The current make-up of the Supreme Court of the United States, led by Chief Justice John Robers, has been highly controversial. With a Republican majority in the White House, Senate and Supreme Court, of which two justices were appointed by President Trump, Democrats feared that their voices would fail to be heard and represented. However, as it turns out, what initially looked like a conservative court has slowly become more unpredictable, making landmark decisions that sway equally between conservative and liberal.
Most recently, the court has made contentious decisions in regards to women’s health and women’s reproductive rights. The first decision came on June 29, 2020, when the Supreme Court ruled on the case of June Medical Services vs. Russo regarding admitting privileges in Louisiana. Admitting privileges gives doctors and clinics the right to admit patients to local hospitals in order to perform abortions. The decision opens up the possibility of increased closures of abortion clinics if hospitals refuse admitting privilege applications, which would, in effect, slowly strip away the right to an abortion for women.
In the 5-4 ruling, Chief Justice John Roberts joined the four liberal justices in striking down the Louisiana law, rendering it unconstitutional. However, this isn’t a sure win for Democrats and those who support the right to choose.
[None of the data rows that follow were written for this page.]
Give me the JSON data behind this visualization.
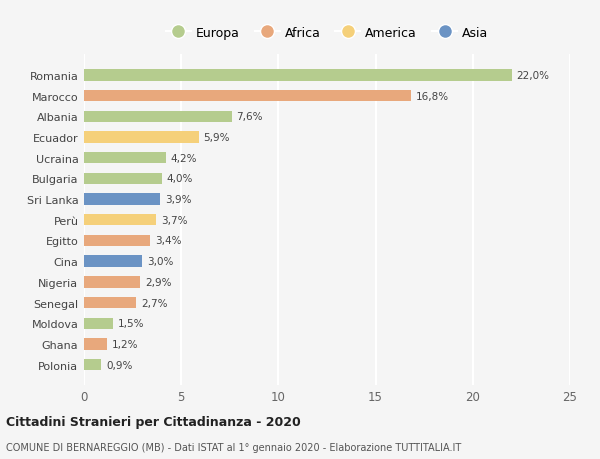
{
  "categories": [
    "Romania",
    "Marocco",
    "Albania",
    "Ecuador",
    "Ucraina",
    "Bulgaria",
    "Sri Lanka",
    "Perù",
    "Egitto",
    "Cina",
    "Nigeria",
    "Senegal",
    "Moldova",
    "Ghana",
    "Polonia"
  ],
  "values": [
    22.0,
    16.8,
    7.6,
    5.9,
    4.2,
    4.0,
    3.9,
    3.7,
    3.4,
    3.0,
    2.9,
    2.7,
    1.5,
    1.2,
    0.9
  ],
  "continents": [
    "Europa",
    "Africa",
    "Europa",
    "America",
    "Europa",
    "Europa",
    "Asia",
    "America",
    "Africa",
    "Asia",
    "Africa",
    "Africa",
    "Europa",
    "Africa",
    "Europa"
  ],
  "continent_colors": {
    "Europa": "#b5cc8e",
    "Africa": "#e8a87c",
    "America": "#f5d07a",
    "Asia": "#6b93c4"
  },
  "legend_order": [
    "Europa",
    "Africa",
    "America",
    "Asia"
  ],
  "xlim": [
    0,
    25
  ],
  "xticks": [
    0,
    5,
    10,
    15,
    20,
    25
  ],
  "title": "Cittadini Stranieri per Cittadinanza - 2020",
  "subtitle": "COMUNE DI BERNAREGGIO (MB) - Dati ISTAT al 1° gennaio 2020 - Elaborazione TUTTITALIA.IT",
  "bg_color": "#f5f5f5",
  "grid_color": "#ffffff",
  "bar_height": 0.55
}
While Chief Justice Roberts did side with the liberal wing of the court, it was for reasons other than those held by the liberal justices, who stated that the law would make it “impossible for many women to obtain a safe, legal abortion in the State and [impose] substantial obstacles on those who could.” Roberts dissented, stating that his decision was based on a similar ruling which set a precedent four years prior.
Moreover, on July 2, 2020, the Supreme Court declined to take up a number of abortion cases, forcing them back to lower federal courts. Of these were challenges concerning two Indiana laws, one of which requires minors to receive parental permission before an abortion, the other requiring an ultrasound and an 18-hour waiting period before an abortion. Others surrounded the issue of protests near and outside abortion clinics. The hesitation demonstrated by the justices towards making sweeping decisions on abortion and other reproductive rights indicates a reluctance towards making unified decisions for the country over the issue of reproductive rights.
Furthermore, while some decisions and instances point towards hope and optimism, others serve to strip away reproductive rights for women in this country.
On July 8 when the Supreme Court backed the constitutionality behind refusing health insurance coverage if there are moral or religious objections to contraception. Originally, under the Affordable Care Act, employers were required to cover the cost of contraception. This, of course, exempted churches and other religious objectors and allowed employees to receive contraception straight from their insurer without involving the employer at all. However, in 2017, the Trump administration extended the exemptions to include any employer with moral or religious objections. This effectively leaves over 100,000 women without coverage because of their employers.
This decision fuels the age-long debate between freedom of choice and freedom of religion. The issue here is that instead of working to balance these freedoms, the Supreme Court is allowing people’s religious beliefs to supersede the interests and rights of others,, especially those who do not share the same beliefs.
This decision also poses more problems than initially foreseen. Most obviously, thousands of women are losing access to their birth control. This drastically increases the threat of unwanted pregnancy, which can be extremely dangerous. On top of this, it is harmful to women economically; as Justice Ruth Bader Ginsburg stated in her dissent, “Destructive of the Women’s Health Amendment, this Court leaves women workers to fend for themselves, to seek contraceptive coverage from sources other than their employer’s insurer, and, absent another available source of funding, to pay for contraceptive services out of their own pockets.”
What many people do not realize, however, is that birth control is imperative in regulating women’s health. The reality is that every single woman has had to deal with their periods, and we, as a society, shy away from the topic and have deemed it taboo. Thus, what we do not realize is that millions of women are dependent on birth control to regulate their menstruation cycles and aid them in the debilitating pain that comes monthly for them, whether it be in the form of cramps or headaches.
In addition, the benefits of birth control extend to reducing the risk of ovarian cysts and ovarian cancer by 50 percent. Now, these women have to forego medication that is necessary to their ability to live a painless, normal life. The fact that several companies choose to cover Viagra for men but not birth control for women is further indicative underlying layers of sexism and discrimination.
This current Supreme Court has proven to be an unpredictable one. While certain decisions undoubtedly uphold reproductive rights, others erode them significantly, causing uncertainty and ambiguity and often prioritizing religious freedoms over reproductive ones. Until and unless we awaken to the fact that reproductive rights should be inalienable and essential, the saga of reproductive rights and Supreme Court decisions will continue.